Leadership collaboration at this stage of the process is crucial as it ensures alignment at the top level. It also puts senior executives in a better position to communicate clearly with their teams. While a Chief Purpose Officer can help ensure employees feel connected to the corporate purpose, team leads and department heads can also keep the teams informed of what goals have been set, why these work for the company, and how each person’s role contributes to the overall goals.
The financial implications of an ESG focus is the thread that underlines a company’s approach to these issues. Taking action toward building a responsible business will require significant changes that will impact the company’s bottom line and long-term financial sustainability.
The Chief Financial Officer’s role has evolved to be a key player in developing a company’s sustainability strategy as they are uniquely placed to connect the dots between the investment and the bottom line. As ESG disclosures become more commonplace—as seen in the SEC’s recent climate-related disclosure proposal— the CFO is also well-positioned to handle these disclosures, particularly for material ESG topics that have financial implications. Plus, companies are also more likely to embed ESG into core management processes when the CFO is accountable for ESG metrics, per an Accenture study.
When you consider that a company’s ESG focus may necessitate changes to its product development, supply chain, and other lines of business, it’s impossible to underestimate the importance of including finance in the decision-making process.

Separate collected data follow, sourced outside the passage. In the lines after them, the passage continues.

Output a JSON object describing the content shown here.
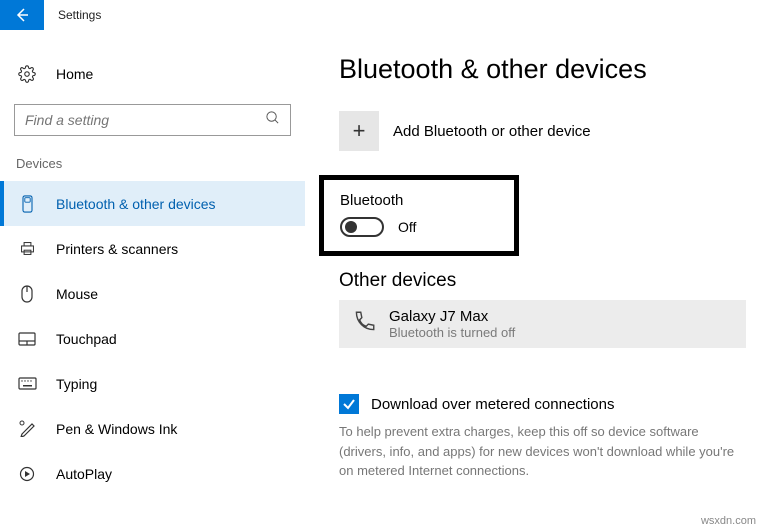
{
  "titlebar": {
    "app": "Settings"
  },
  "sidebar": {
    "home": "Home",
    "search_placeholder": "Find a setting",
    "section": "Devices",
    "items": [
      {
        "label": "Bluetooth & other devices",
        "icon": "bluetooth"
      },
      {
        "label": "Printers & scanners",
        "icon": "printer"
      },
      {
        "label": "Mouse",
        "icon": "mouse"
      },
      {
        "label": "Touchpad",
        "icon": "touchpad"
      },
      {
        "label": "Typing",
        "icon": "keyboard"
      },
      {
        "label": "Pen & Windows Ink",
        "icon": "pen"
      },
      {
        "label": "AutoPlay",
        "icon": "autoplay"
      }
    ]
  },
  "content": {
    "title": "Bluetooth & other devices",
    "add_label": "Add Bluetooth or other device",
    "bt": {
      "label": "Bluetooth",
      "state": "Off"
    },
    "other_hdr": "Other devices",
    "device": {
      "name": "Galaxy J7 Max",
      "status": "Bluetooth is turned off"
    },
    "download_label": "Download over metered connections",
    "help": "To help prevent extra charges, keep this off so device software (drivers, info, and apps) for new devices won't download while you're on metered Internet connections."
  },
  "footer": {
    "credit": "wsxdn.com"
  }
}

Widening the lens beyond internal processes and practices reveals other specific areas where the c-suite helps drive ESG progress. The CMO and marketing leads bring a unique in-market perspective to the planning process. They can also help craft messages to share the company’s story with different relevant audiences and stakeholders.

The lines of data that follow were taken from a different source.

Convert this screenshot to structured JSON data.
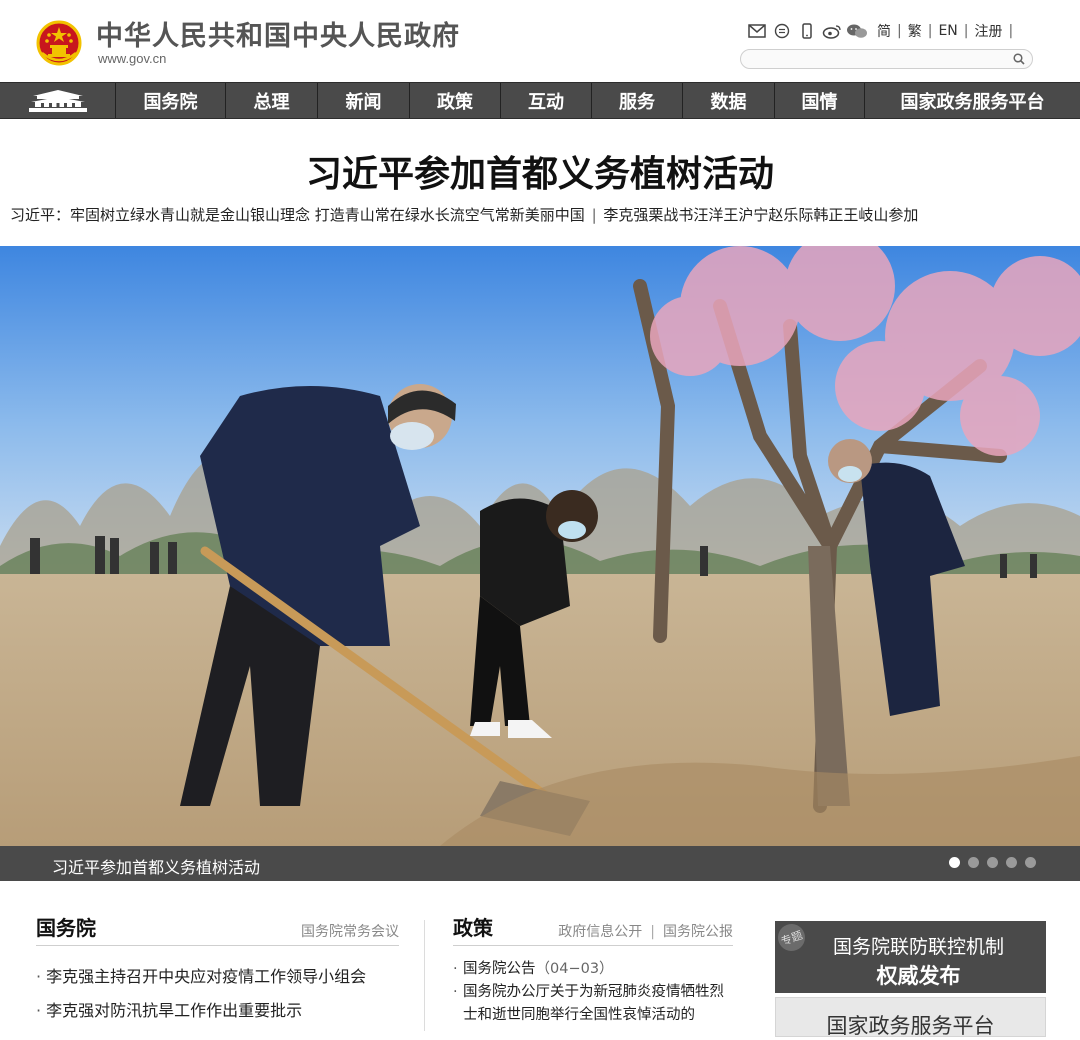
{
  "header": {
    "site_title": "中华人民共和国中央人民政府",
    "site_domain": "www.gov.cn",
    "toolbar": {
      "icons": [
        "mail-icon",
        "message-icon",
        "mobile-icon",
        "weibo-icon",
        "wechat-icon"
      ],
      "lang_simplified": "简",
      "lang_traditional": "繁",
      "lang_english": "EN",
      "register": "注册",
      "separator": "|"
    },
    "search": {
      "placeholder": ""
    }
  },
  "nav": {
    "home_icon": "tiananmen-icon",
    "items": [
      "国务院",
      "总理",
      "新闻",
      "政策",
      "互动",
      "服务",
      "数据",
      "国情",
      "国家政务服务平台"
    ]
  },
  "headline": {
    "title": "习近平参加首都义务植树活动",
    "sub_links": [
      "习近平：牢固树立绿水青山就是金山银山理念 打造青山常在绿水长流空气常新美丽中国",
      "|",
      "李克强栗战书汪洋王沪宁赵乐际韩正王岐山参加"
    ]
  },
  "slider": {
    "caption": "习近平参加首都义务植树活动",
    "dot_count": 5,
    "active_dot": 1
  },
  "state_council": {
    "title": "国务院",
    "more_link": "国务院常务会议",
    "items": [
      "李克强主持召开中央应对疫情工作领导小组会",
      "李克强对防汛抗旱工作作出重要批示"
    ]
  },
  "policy": {
    "title": "政策",
    "links": [
      "政府信息公开",
      "国务院公报"
    ],
    "items": [
      {
        "text": "国务院公告",
        "date": "（04−03）"
      },
      {
        "text": "国务院办公厅关于为新冠肺炎疫情牺牲烈士和逝世同胞举行全国性哀悼活动的",
        "date": ""
      }
    ]
  },
  "sidebar": {
    "promo_tag": "专题",
    "promo_line1": "国务院联防联控机制",
    "promo_line2": "权威发布",
    "service_label": "国家政务服务平台"
  },
  "colors": {
    "nav_bg": "#4a4a4a",
    "title_gray": "#555555",
    "emblem_red": "#c8161d",
    "emblem_gold": "#f2c200"
  }
}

As the company moves from intention to action, this function works in tandem with the rest of leadership to ensure the company’s story (including progress) is told in an authentic way that is true to the brand and avoids potential greenwashing.
ESG In Action: Enhancing Workplace DEI
What might leadership collaboration on ESG look like in practice? Let’s consider a company focused on improving diversity, equity, and inclusion. Some may see this goal as the primary responsibility of the Chief Diversity Officer or HR or, occasionally, a hiring manager. Addressing the talent pipeline is important, but to truly move the needle, you’ll need to consider more than just new hires.

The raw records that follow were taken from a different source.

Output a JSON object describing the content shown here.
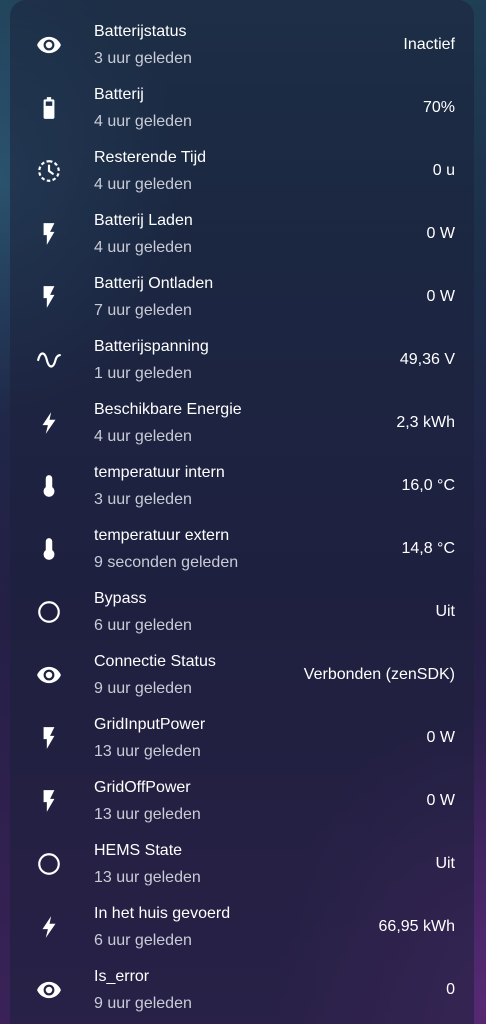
{
  "entities": [
    {
      "name": "Batterijstatus",
      "updated": "3 uur geleden",
      "value": "Inactief",
      "icon": "eye-icon"
    },
    {
      "name": "Batterij",
      "updated": "4 uur geleden",
      "value": "70%",
      "icon": "battery-icon"
    },
    {
      "name": "Resterende Tijd",
      "updated": "4 uur geleden",
      "value": "0 u",
      "icon": "timer-icon"
    },
    {
      "name": "Batterij Laden",
      "updated": "4 uur geleden",
      "value": "0 W",
      "icon": "flash-icon"
    },
    {
      "name": "Batterij Ontladen",
      "updated": "7 uur geleden",
      "value": "0 W",
      "icon": "flash-icon"
    },
    {
      "name": "Batterijspanning",
      "updated": "1 uur geleden",
      "value": "49,36 V",
      "icon": "sine-wave-icon"
    },
    {
      "name": "Beschikbare Energie",
      "updated": "4 uur geleden",
      "value": "2,3 kWh",
      "icon": "lightning-bolt-icon"
    },
    {
      "name": "temperatuur intern",
      "updated": "3 uur geleden",
      "value": "16,0 °C",
      "icon": "thermometer-icon"
    },
    {
      "name": "temperatuur extern",
      "updated": "9 seconden geleden",
      "value": "14,8 °C",
      "icon": "thermometer-icon"
    },
    {
      "name": "Bypass",
      "updated": "6 uur geleden",
      "value": "Uit",
      "icon": "circle-outline-icon"
    },
    {
      "name": "Connectie Status",
      "updated": "9 uur geleden",
      "value": "Verbonden (zenSDK)",
      "icon": "eye-icon"
    },
    {
      "name": "GridInputPower",
      "updated": "13 uur geleden",
      "value": "0 W",
      "icon": "flash-icon"
    },
    {
      "name": "GridOffPower",
      "updated": "13 uur geleden",
      "value": "0 W",
      "icon": "flash-icon"
    },
    {
      "name": "HEMS State",
      "updated": "13 uur geleden",
      "value": "Uit",
      "icon": "circle-outline-icon"
    },
    {
      "name": "In het huis gevoerd",
      "updated": "6 uur geleden",
      "value": "66,95 kWh",
      "icon": "lightning-bolt-icon"
    },
    {
      "name": "Is_error",
      "updated": "9 uur geleden",
      "value": "0",
      "icon": "eye-icon"
    }
  ]
}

A real commitment to improving workplace DEI starts with leadership alignment on the importance of this focus to the company. From there, the commitment must be reflected in the leadership of the company and internal promotion and compensation practices. Leadership must also be intentional about creating a culture of inclusion where all employees feel a sense of safety and belonging. Additionally, accountability measures, such as tying executive compensation to diversity metrics and transparency in reporting, must be present.
A focus on DEI should extend beyond the company’s internal practices to consider representation in marketing and communications, the impact of the company’s practices on the community it serves, the values of the partners and vendors it chooses, and how the company contributes positively to the society around it.
Each of these considerations requires the input of different lines of business, as well as their participation, in order to develop and execute a strategy that champions equity, diversity, and social impact.
As companies increasingly make commitments toward social responsibility, it’s important they approach their goals with the perspective that leadership involvement is linked to the success of said goals. Only through a process of collaboration coupled with a cognizance of their unique roles will leadership teams set the stage that leads to progress.